Innovation has always been a prized commodity in business, and for many companies based in Ireland, it is an essential part of sustaining growth. Innovation and development are recognised across industries through accolades such as the American Chamber of Commerce’s annual US-Ireland Research Innovation Awards. The traditional solution may have been to work on R&D in-house, but in recent years there has been a renewed focus in businesses in Ireland teaming up with research partners to achieve their goals.
“By talking with the right people in the research system, the result may be a collaboration between the two parties, the licensing of technology to industry, or the provision of consultancy advice to address a particular business need,” says Alison Campbell, director of Knowledge Transfer Ireland.
Knowledge Transfer Ireland aims to facilitate the connections between businesses and research partners in Ireland.
“We help businesses to benefit from access to Irish expertise and technology by making it simple to connect and engage with the research base in Ireland,” says Campbell. “Our network of technology transfer offices, located in research-performing organisations nationwide, works to establish strong relationships with businesses from SMEs to larger indigenous companies, right through to multinationals that have a presence in Ireland.”
Infant powder integrity
Recent months have seen connections through Knowledge Transfer Ireland’s offices such as global healthcare company Abbott partnering with UCC to provide consultancy services in order to design a pilot-scale conveyor system for testing infant powder integrity.
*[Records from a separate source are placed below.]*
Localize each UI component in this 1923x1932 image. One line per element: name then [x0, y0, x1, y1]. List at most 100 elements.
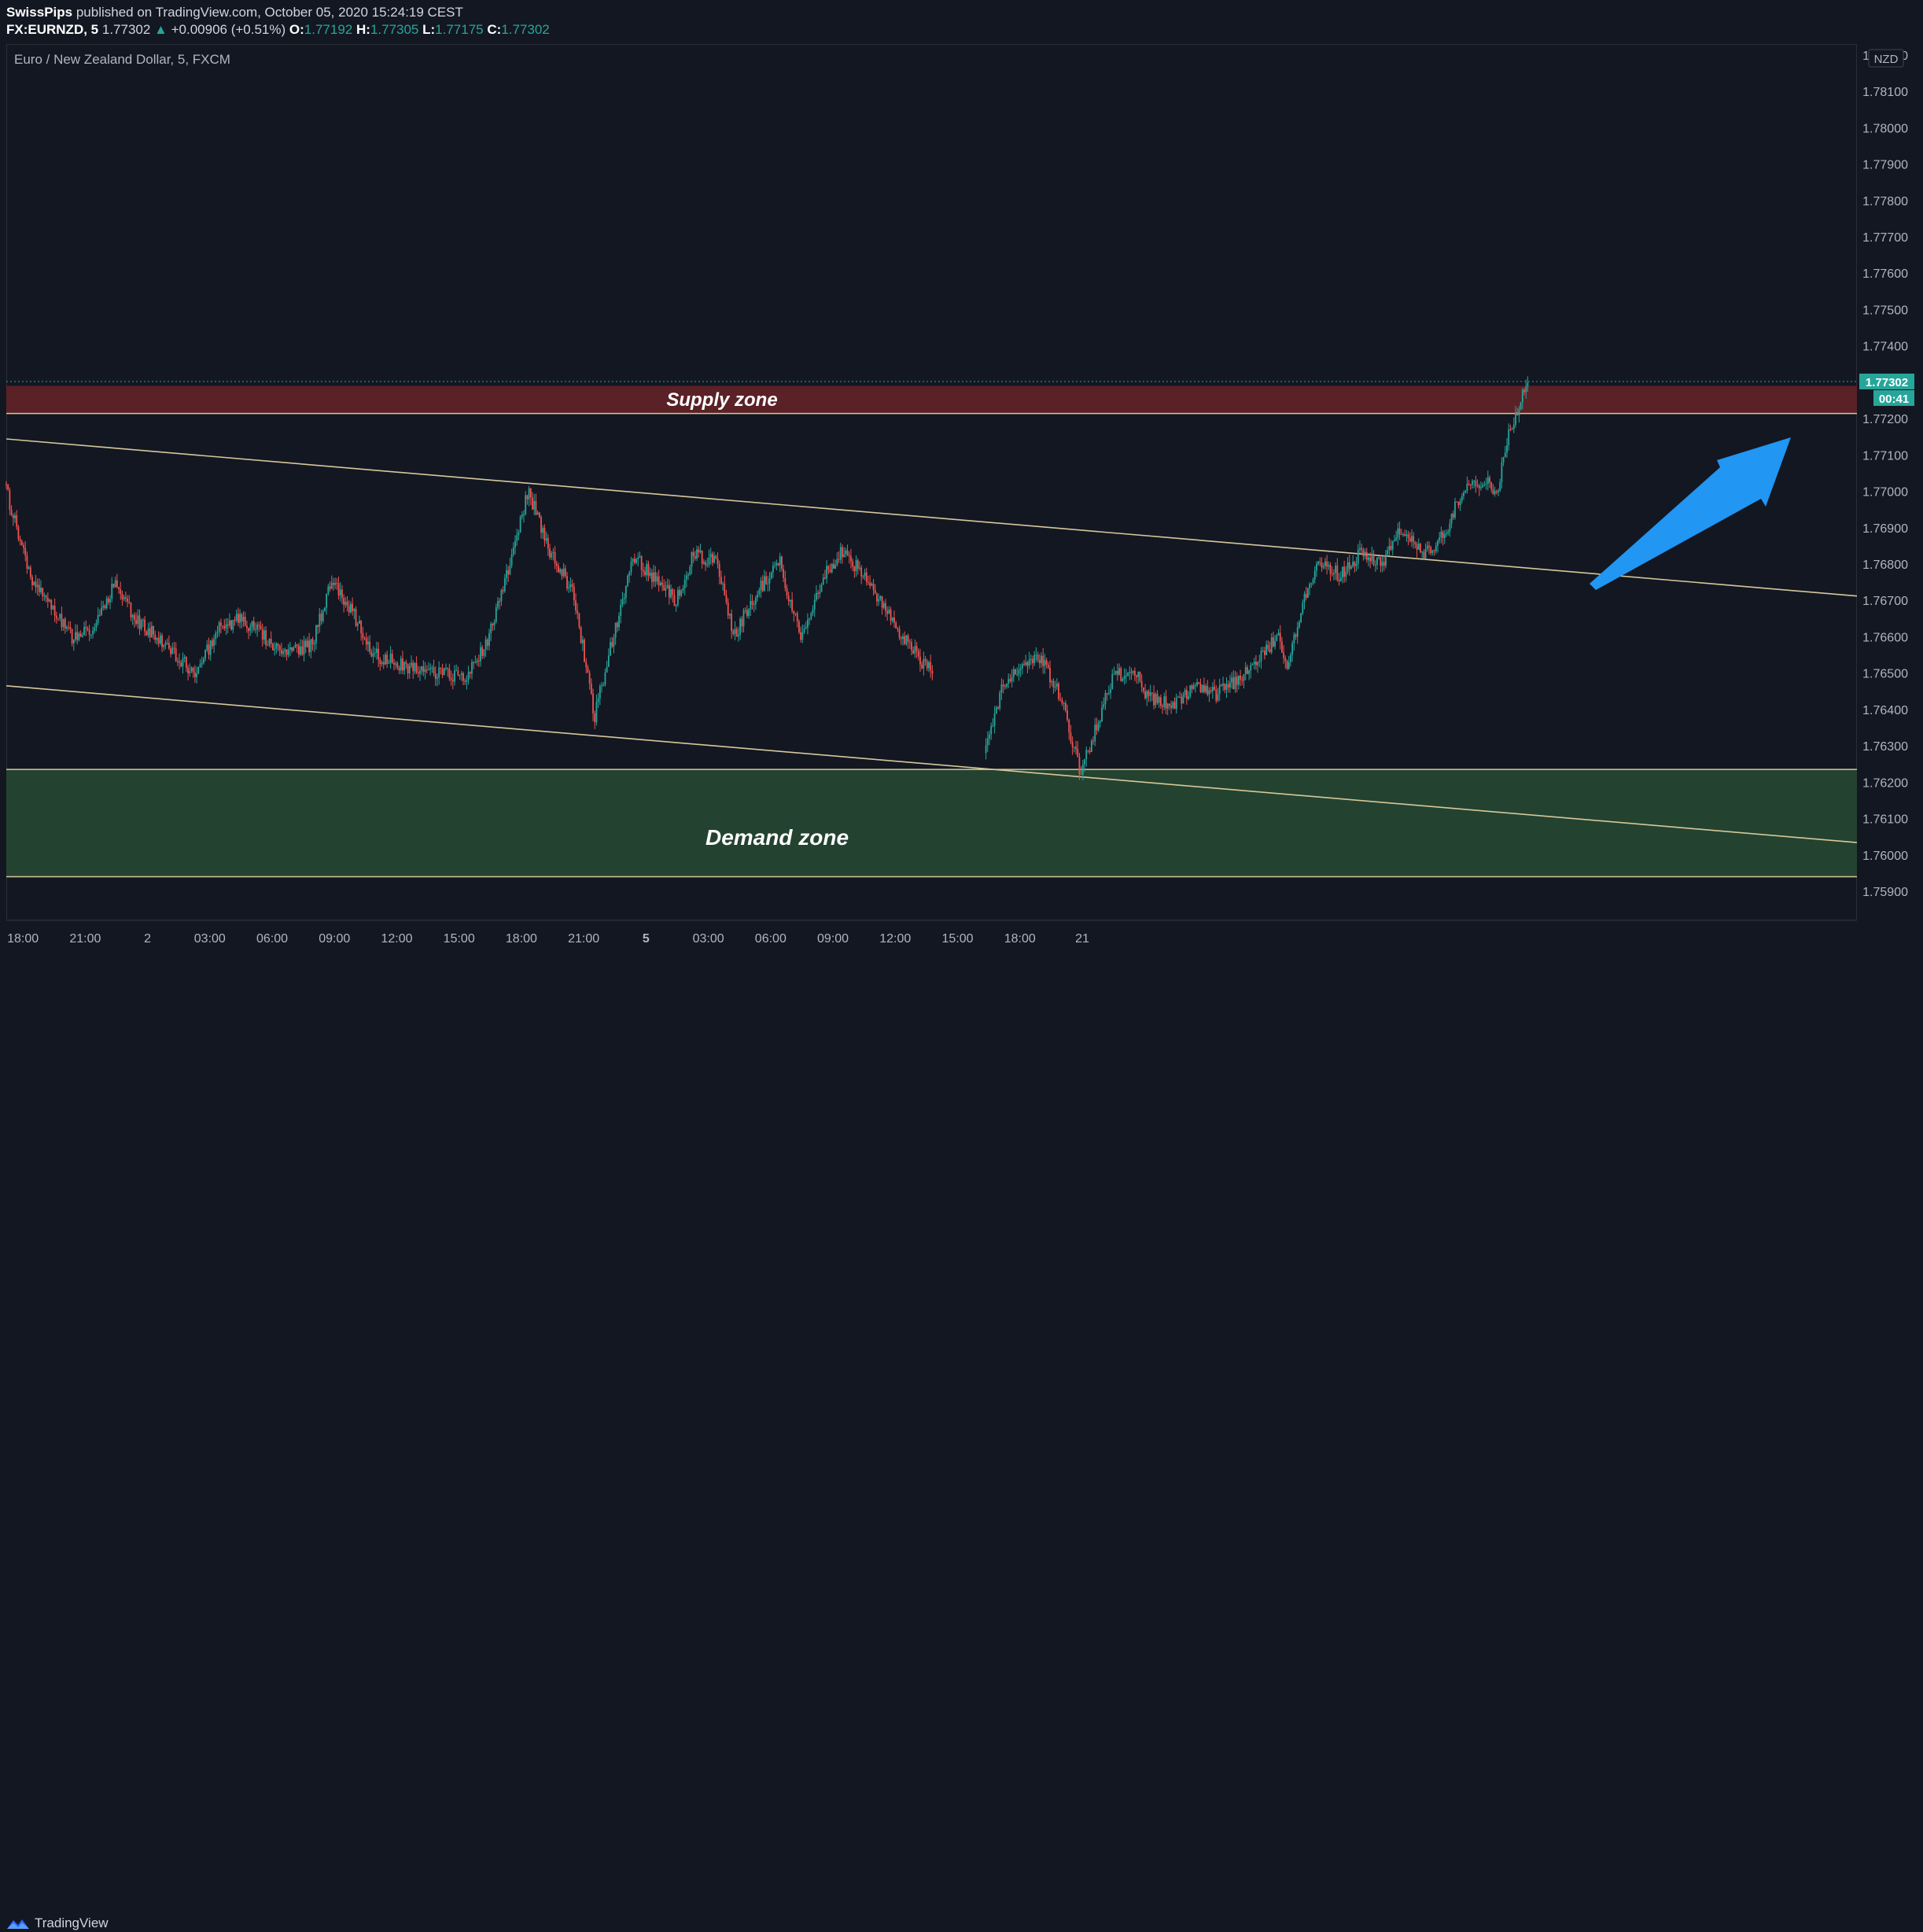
- candle: [709, 548, 712, 565]
- candle-body: [402, 658, 403, 671]
- channel-upper-line[interactable]: [6, 438, 1858, 597]
- x-tick-label: 5: [643, 932, 650, 946]
- candle-body: [391, 654, 393, 663]
- tradingview-logo[interactable]: TradingView: [6, 1915, 109, 1932]
- price-value: 1.77302: [101, 22, 151, 37]
- candle-body: [79, 633, 82, 637]
- candle-body: [43, 595, 46, 597]
- candle: [101, 600, 102, 617]
- candle-body: [471, 662, 473, 674]
- candle: [838, 551, 840, 563]
- candle: [225, 618, 227, 636]
- candle: [133, 612, 135, 628]
- candle-body: [495, 607, 497, 622]
- candle: [112, 583, 115, 588]
- candle: [1461, 493, 1463, 504]
- candle-body: [1257, 662, 1259, 666]
- candle: [248, 627, 249, 640]
- candle-body: [665, 588, 667, 591]
- candle: [654, 566, 657, 588]
- candle: [1473, 479, 1475, 489]
- candle: [322, 609, 324, 624]
- candle: [735, 626, 738, 637]
- candle-body: [304, 640, 307, 647]
- candle: [764, 570, 765, 592]
- candle-body: [709, 554, 712, 558]
- candle-body: [915, 646, 918, 651]
- candle: [512, 542, 514, 557]
- candle-body: [315, 625, 317, 643]
- candle-body: [378, 648, 380, 660]
- candle-body: [1299, 621, 1300, 628]
- candle-body: [1218, 685, 1221, 695]
- candle: [1018, 663, 1020, 681]
- candle: [685, 571, 687, 588]
- candle: [812, 605, 814, 616]
- candle: [705, 560, 706, 571]
- candle-body: [571, 584, 573, 587]
- candle-body: [1092, 740, 1094, 742]
- candle: [1139, 671, 1141, 683]
- candle-body: [1490, 482, 1493, 489]
- y-tick-label: 1.76000: [1862, 850, 1908, 863]
- candle-body: [1243, 674, 1245, 681]
- candle-body: [353, 609, 355, 612]
- candle: [1424, 543, 1427, 560]
- candle: [146, 630, 148, 636]
- candle: [245, 620, 248, 633]
- candle-body: [1194, 685, 1196, 687]
- candle: [742, 607, 745, 633]
- candle: [403, 661, 406, 675]
- candle: [336, 577, 338, 590]
- candle: [794, 613, 797, 617]
- candle-body: [1276, 635, 1278, 641]
- candle: [116, 573, 118, 588]
- candle-body: [455, 670, 458, 672]
- candle-body: [1313, 570, 1316, 580]
- open-value: 1.77192: [304, 22, 353, 37]
- candle: [1446, 529, 1447, 537]
- candle: [1284, 655, 1287, 669]
- candle-body: [924, 658, 927, 662]
- y-tick-label: 1.77500: [1862, 304, 1908, 317]
- y-tick-label: 1.77700: [1862, 231, 1908, 245]
- candle: [1501, 457, 1503, 489]
- supply-zone[interactable]: [6, 385, 1857, 414]
- candle: [1181, 692, 1183, 710]
- candle-body: [369, 641, 371, 652]
- y-tick-label: 1.77800: [1862, 195, 1908, 208]
- currency-badge[interactable]: NZD: [1868, 49, 1904, 68]
- channel-lower-line[interactable]: [6, 685, 1858, 843]
- candle-body: [1316, 564, 1317, 571]
- candle: [201, 656, 203, 668]
- candle-body: [1247, 667, 1248, 674]
- candle: [310, 639, 312, 658]
- candle: [40, 580, 42, 595]
- candle-body: [694, 556, 696, 559]
- candle-body: [905, 635, 908, 644]
- candle: [206, 640, 208, 652]
- candle: [244, 611, 246, 627]
- candle: [663, 579, 665, 591]
- candle-body: [1021, 664, 1023, 669]
- demand-zone[interactable]: [6, 769, 1857, 877]
- candle: [286, 649, 288, 661]
- candle-body: [1395, 537, 1398, 540]
- candle: [691, 551, 693, 575]
- candle: [621, 592, 624, 607]
- candle-body: [672, 589, 674, 595]
- price-axis-bg[interactable]: [1857, 44, 1923, 920]
- candle-body: [50, 599, 53, 610]
- author-name[interactable]: SwissPips: [6, 5, 73, 20]
- candle: [637, 552, 639, 566]
- candle: [241, 612, 243, 629]
- candle: [1480, 481, 1482, 491]
- candle-body: [735, 629, 738, 636]
- candle-body: [543, 528, 546, 541]
- symbol-label[interactable]: FX:EURNZD, 5: [6, 22, 99, 37]
- candle-body: [29, 567, 31, 577]
- candle: [422, 660, 425, 677]
- candle-body: [462, 673, 464, 681]
- candle: [1047, 662, 1049, 669]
Irish organisations are also using professional learning and development services to make new connections as well, such as Glanbia’s recent collaboration with UCD on a project to transform dairy waste products into high-value bio-based products including biodegradable plastics, bio-based fertilisers and minerals for human nutrition.
“In the most practical way, we give businesses the tools, online and through our offices, to find and engage with research partners in order to drive innovation,” says Campbell. “That might range from how to draft and negotiate legal agreements through to information on the duties of company directors and observers.”
The spirit of collaboration seems to be catching, as more businesses move toward working with research partners year on year, according to research from KTI. “Repeat engagements between businesses and the third level, including research centres, around Ireland have increased by almost 20 per cent on the same time last year,” says Campbell. “So clearly businesses are benefiting significantly from what they are accessing, be it via IP, collaboration or consultancy.”
As the number of foreign direct investment companies establishing in Ireland increases, it seems pertinent to offer them an easy way to connect with other businesses, and with university research partners here, suggests Campbell.
“Externalising research is increasingly relevant to companies. It allows them to access skills and resources that they don’t have in-house, to dip their toes into the water in new areas and to access the brightest of minds,” she says.
“Networking with other companies is also on the rise. One of the successes of the Enterprise Ireland Technology Centres is in companies coming together to address R&D topics of mutual interest and leveraging the knowledge and capabilities in the universities and institutes to work with them to deliver to these.”